A good show will always give me perspective. By taking me out of my head, I can look down at what's going on. Everything becomes right-sized. I'm reminded of this song an ex of mine put on a mix tape -- a techno song, and the sample in the beginning said, "There's the story about the bug that lived in the Oriental carpet. He had no idea how beautiful the carpet was. He just roamed around inside, never looking any higher, unaware of the beautiful colors and designs, unaware that there was a perfect pattern to everything. The reason we're here tonight is to get you up and above, above your bug's eye view. " A good show does that for me.

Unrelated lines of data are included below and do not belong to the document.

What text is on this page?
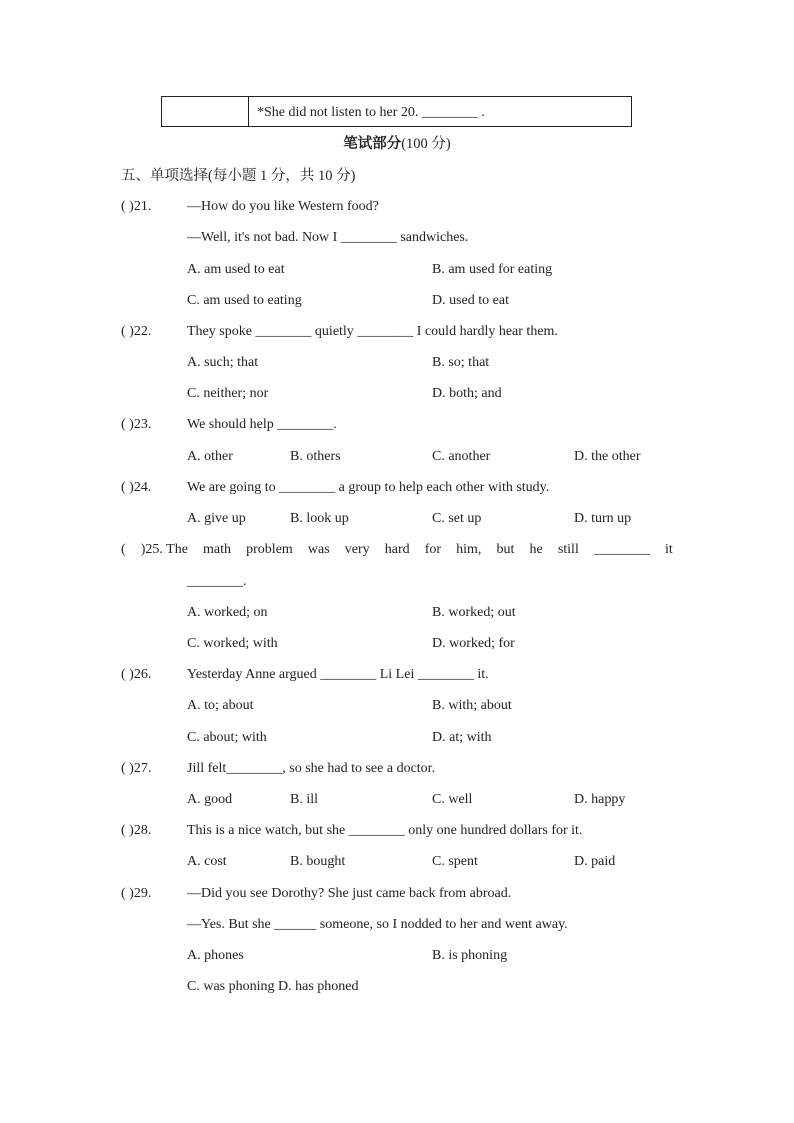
*She did not listen to her 20. ________ .
笔试部分(100 分)
五、单项选择(每小题 1 分，共 10 分)
( )21.	—How do you like Western food?
—Well, it's not bad. Now I ________ sandwiches.
A. am used to eat	B. am used for eating
C. am used to eating	D. used to eat
( )22.	They spoke ________ quietly ________ I could hardly hear them.
A. such; that	B. so; that
C. neither; nor	D. both; and
( )23.	We should help ________.
A. other	B. others	C. another	D. the other
( )24.	We are going to ________ a group to help each other with study.
A. give up	B. look up	C. set up	D. turn up
( )25. The math problem was very hard for him, but he still ________ it
________.
A. worked; on	B. worked; out
C. worked; with	D. worked; for
( )26.	Yesterday Anne argued ________ Li Lei ________ it.
A. to; about	B. with; about
C. about; with	D. at; with
( )27.	Jill felt________, so she had to see a doctor.
A. good	B. ill	C. well	D. happy
( )28.	This is a nice watch, but she ________ only one hundred dollars for it.
A. cost	B. bought	C. spent	D. paid
( )29.	—Did you see Dorothy? She just came back from abroad.
—Yes. But she ______ someone, so I nodded to her and went away.
A. phones	B. is phoning
C. was phoning D. has phoned
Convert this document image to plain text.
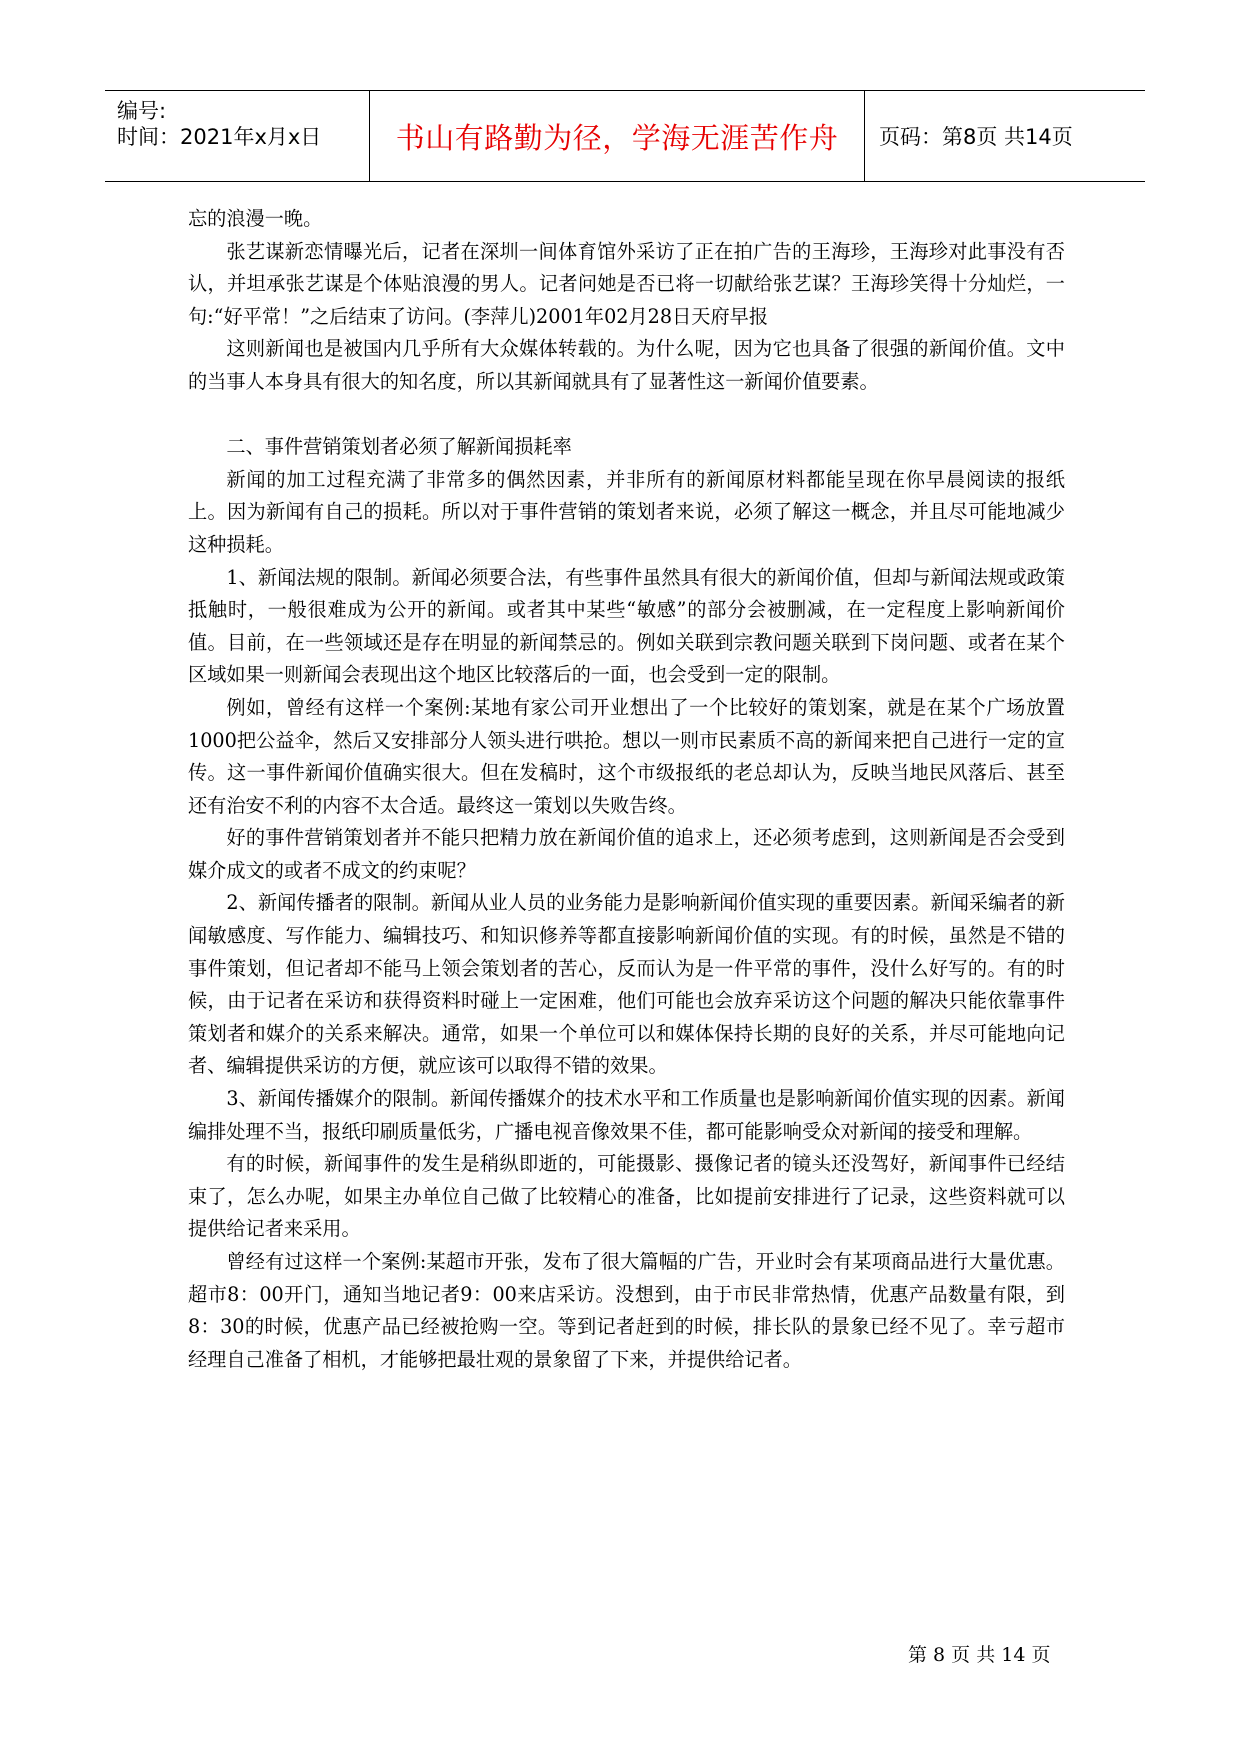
编号:
时间：2021年x月x日	书山有路勤为径，学海无涯苦作舟 页码：第8页 共14页

忘的浪漫一晚。

张艺谋新恋情曝光后，记者在深圳一间体育馆外采访了正在拍广告的王海珍，王海珍对此事没有否认，并坦承张艺谋是个体贴浪漫的男人。记者问她是否已将一切献给张艺谋？王海珍笑得十分灿烂，一句:“好平常！”之后结束了访问。(李萍儿)2001年02月28日天府早报

这则新闻也是被国内几乎所有大众媒体转载的。为什么呢，因为它也具备了很强的新闻价值。文中的当事人本身具有很大的知名度，所以其新闻就具有了显著性这一新闻价值要素。

二、事件营销策划者必须了解新闻损耗率

新闻的加工过程充满了非常多的偶然因素，并非所有的新闻原材料都能呈现在你早晨阅读的报纸上。因为新闻有自己的损耗。所以对于事件营销的策划者来说，必须了解这一概念，并且尽可能地减少这种损耗。

1、新闻法规的限制。新闻必须要合法，有些事件虽然具有很大的新闻价值，但却与新闻法规或政策抵触时，一般很难成为公开的新闻。或者其中某些“敏感”的部分会被删减，在一定程度上影响新闻价值。目前，在一些领域还是存在明显的新闻禁忌的。例如关联到宗教问题关联到下岗问题、或者在某个区域如果一则新闻会表现出这个地区比较落后的一面，也会受到一定的限制。

例如，曾经有这样一个案例:某地有家公司开业想出了一个比较好的策划案，就是在某个广场放置1000把公益伞，然后又安排部分人领头进行哄抢。想以一则市民素质不高的新闻来把自己进行一定的宣传。这一事件新闻价值确实很大。但在发稿时，这个市级报纸的老总却认为，反映当地民风落后、甚至还有治安不利的内容不太合适。最终这一策划以失败告终。

好的事件营销策划者并不能只把精力放在新闻价值的追求上，还必须考虑到，这则新闻是否会受到媒介成文的或者不成文的约束呢？

2、新闻传播者的限制。新闻从业人员的业务能力是影响新闻价值实现的重要因素。新闻采编者的新闻敏感度、写作能力、编辑技巧、和知识修养等都直接影响新闻价值的实现。有的时候，虽然是不错的事件策划，但记者却不能马上领会策划者的苦心，反而认为是一件平常的事件，没什么好写的。有的时候，由于记者在采访和获得资料时碰上一定困难，他们可能也会放弃采访这个问题的解决只能依靠事件策划者和媒介的关系来解决。通常，如果一个单位可以和媒体保持长期的良好的关系，并尽可能地向记者、编辑提供采访的方便，就应该可以取得不错的效果。

3、新闻传播媒介的限制。新闻传播媒介的技术水平和工作质量也是影响新闻价值实现的因素。新闻编排处理不当，报纸印刷质量低劣，广播电视音像效果不佳，都可能影响受众对新闻的接受和理解。

有的时候，新闻事件的发生是稍纵即逝的，可能摄影、摄像记者的镜头还没驾好，新闻事件已经结束了，怎么办呢，如果主办单位自己做了比较精心的准备，比如提前安排进行了记录，这些资料就可以提供给记者来采用。

曾经有过这样一个案例:某超市开张，发布了很大篇幅的广告，开业时会有某项商品进行大量优惠。超市8：00开门，通知当地记者9：00来店采访。没想到，由于市民非常热情，优惠产品数量有限，到8：30的时候，优惠产品已经被抢购一空。等到记者赶到的时候，排长队的景象已经不见了。幸亏超市经理自己准备了相机，才能够把最壮观的景象留了下来，并提供给记者。

第 8 页 共 14 页
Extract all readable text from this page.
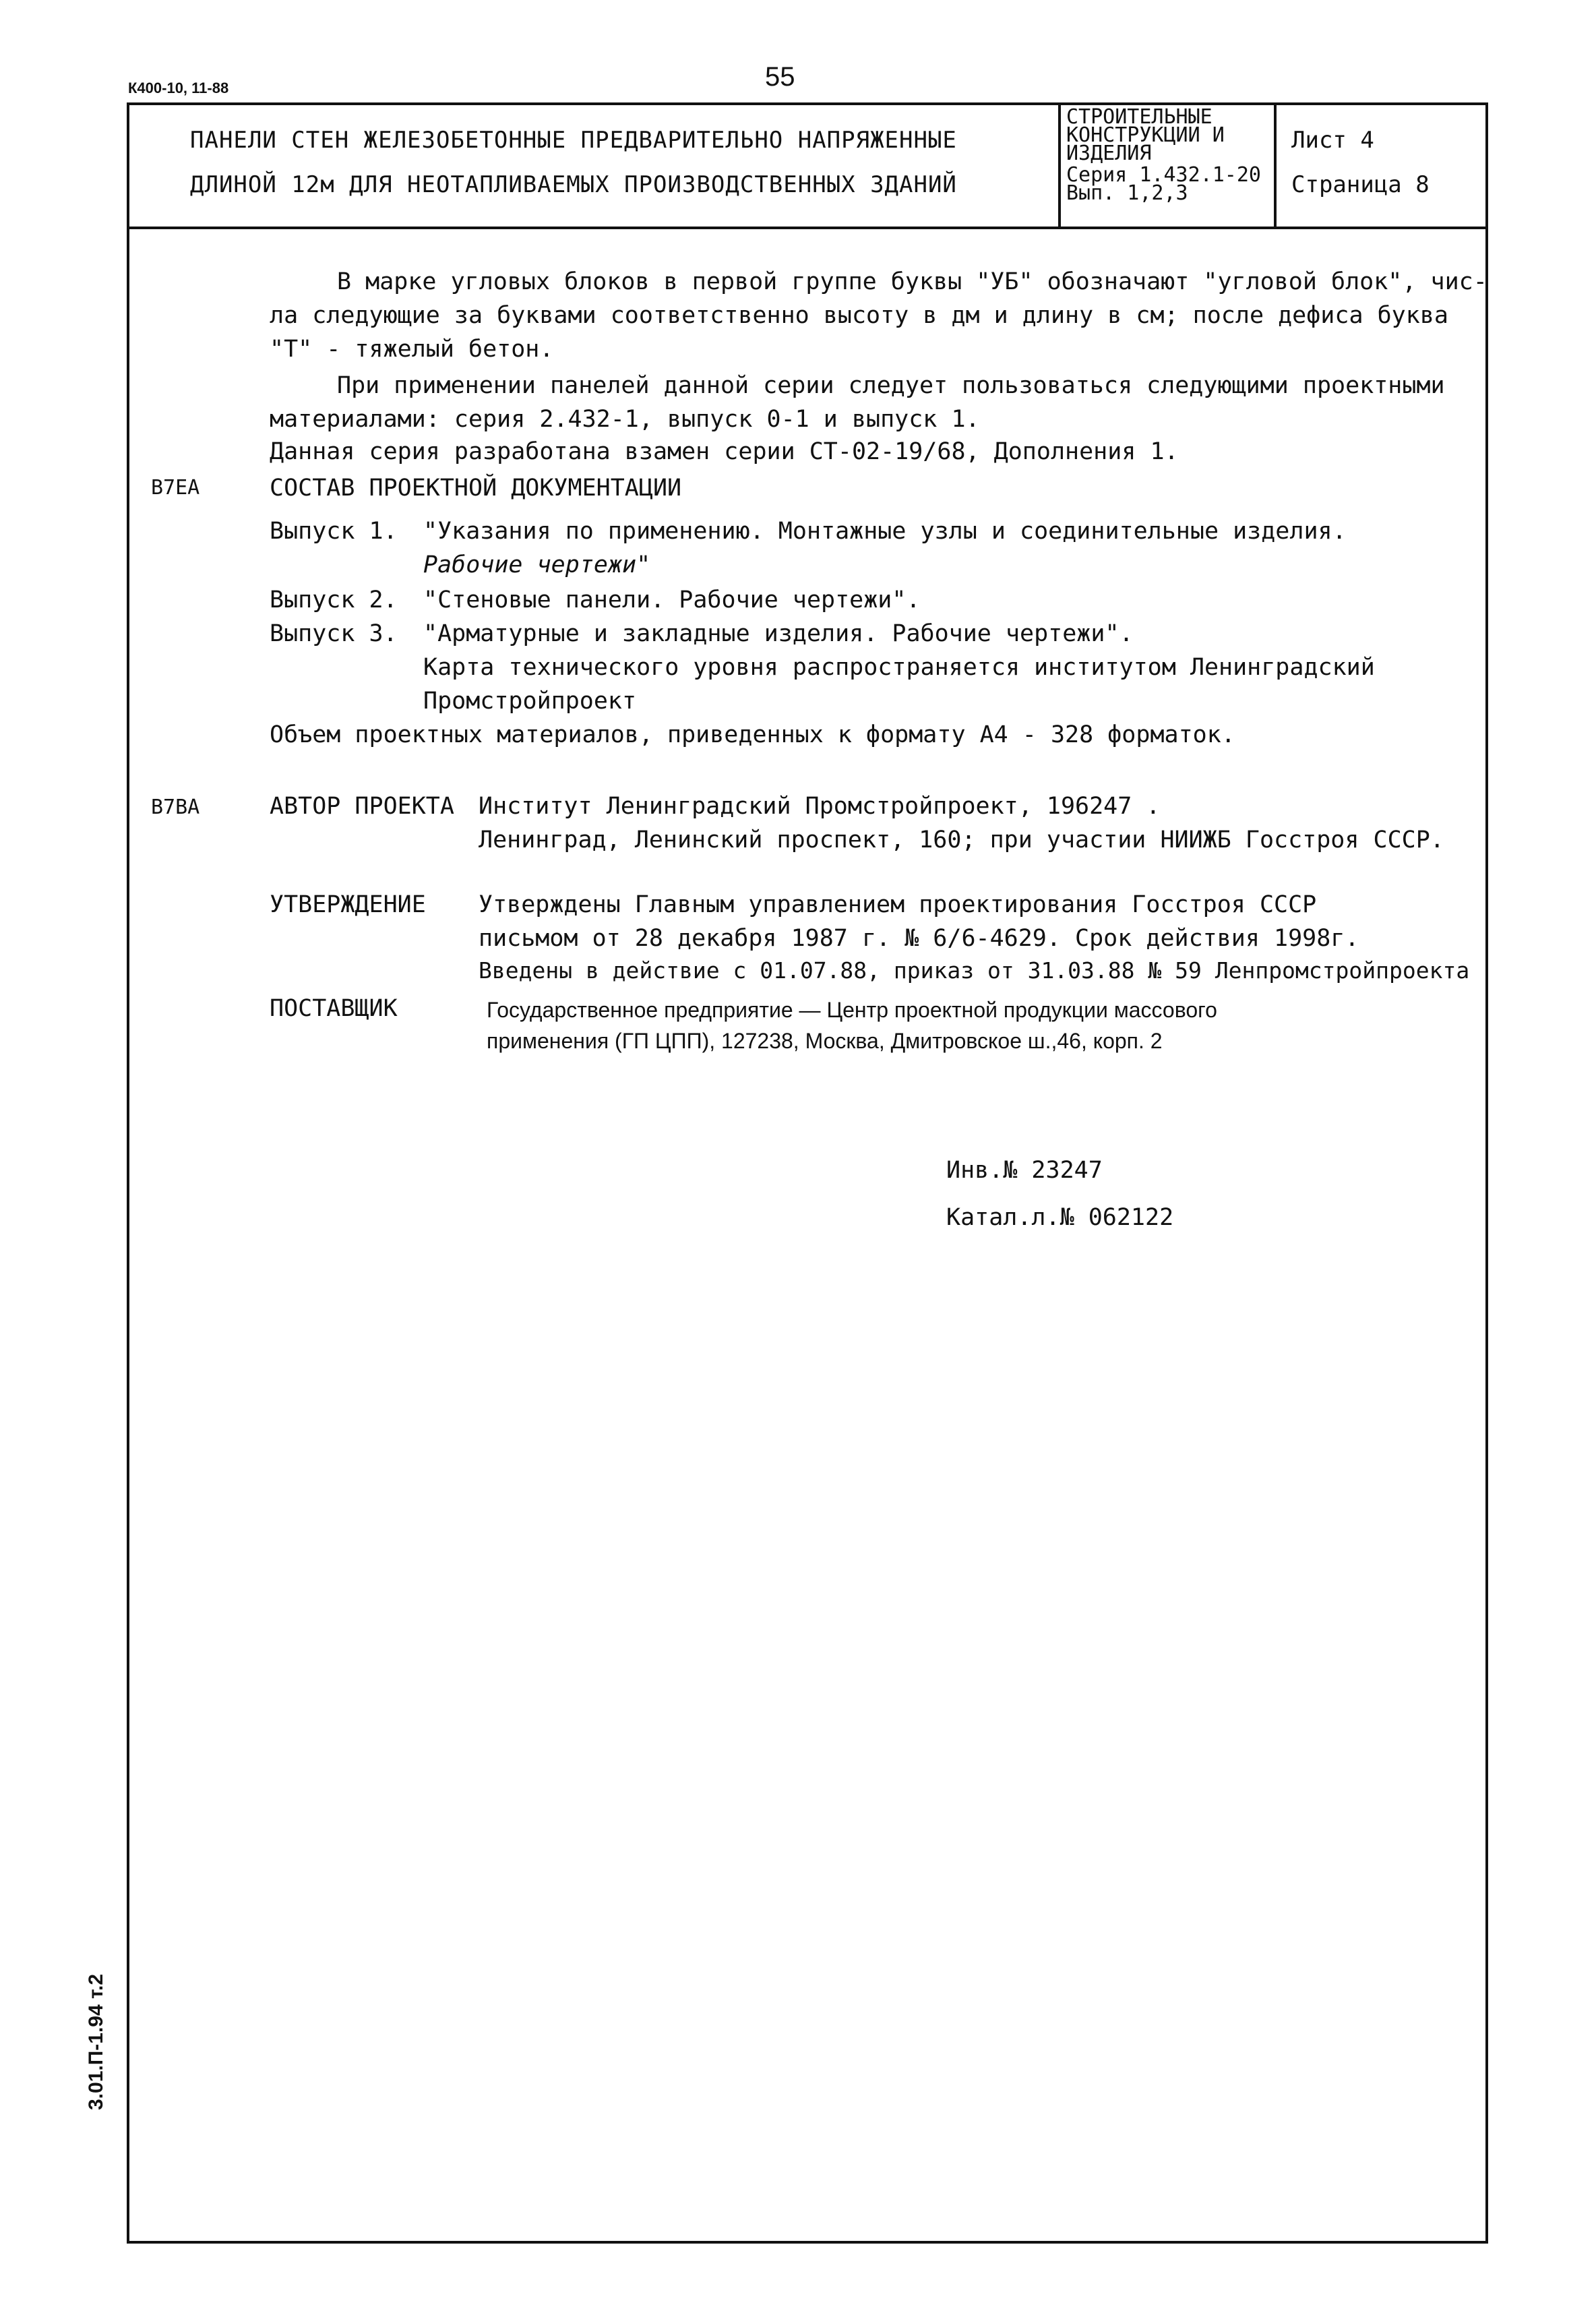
К400-10, 11-88	55
ПАНЕЛИ СТЕН ЖЕЛЕЗОБЕТОННЫЕ ПРЕДВАРИТЕЛЬНО НАПРЯЖЕННЫЕ
ДЛИНОЙ 12м ДЛЯ НЕОТАПЛИВАЕМЫХ ПРОИЗВОДСТВЕННЫХ ЗДАНИЙ
СТРОИТЕЛЬНЫЕ
КОНСТРУКЦИИ И
ИЗДЕЛИЯ
Серия 1.432.1-20
Вып. 1,2,3
Лист 4
Страница 8
В марке угловых блоков в первой группе буквы "УБ" обозначают "угловой блок", чис-
ла следующие за буквами соответственно высоту в дм и длину в см; после дефиса буква
"Т" - тяжелый бетон.
При применении панелей данной серии следует пользоваться следующими проектными
материалами: серия 2.432-1, выпуск 0-1 и выпуск 1.
Данная серия разработана взамен серии СТ-02-19/68, Дополнения 1.
В7ЕА	СОСТАВ ПРОЕКТНОЙ ДОКУМЕНТАЦИИ
Выпуск 1. "Указания по применению. Монтажные узлы и соединительные изделия.
Рабочие чертежи"
Выпуск 2. "Стеновые панели. Рабочие чертежи".
Выпуск 3. "Арматурные и закладные изделия. Рабочие чертежи".
Карта технического уровня распространяется институтом Ленинградский
Промстройпроект
Объем проектных материалов, приведенных к формату А4 - 328 форматок.
В7ВА	АВТОР ПРОЕКТА Институт Ленинградский Промстройпроект, 196247 .
Ленинград, Ленинский проспект, 160; при участии НИИЖБ Госстроя СССР.
УТВЕРЖДЕНИЕ Утверждены Главным управлением проектирования Госстроя СССР
письмом от 28 декабря 1987 г. № 6/6-4629. Срок действия 1998г.
Введены в действие с 01.07.88, приказ от 31.03.88 № 59 Ленпромстройпроекта
ПОСТАВЩИК	Государственное предприятие — Центр проектной продукции массового
применения (ГП ЦПП), 127238, Москва, Дмитровское ш.,46, корп. 2
Инв.№ 23247
Катал.л.№ 062122
3.01.П-1.94 т.2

Maybe it's because sometimes I get in the present moment too deeply, get too absorbed in whatever problem du jour I'm picking at and dissecting, and I become unable to see movement. And in a song, there can be so much movement. Especially a break up song. Because before breaking up, there was a whole love affair, and it was intense enough to write a song about it ending. And apparently he's still breathing. It reminds me that people move on. We survive.

I was distraught enough last night to forget my camera, which is a bad sign. I wish I had pictures. I wish you could see them filling that stage with bare intensity. I wish you could see that half the band could stand on each other's shoulders and still not see eye-to-eye with me at six feet tall. I wish you could see what got me above that rug last night.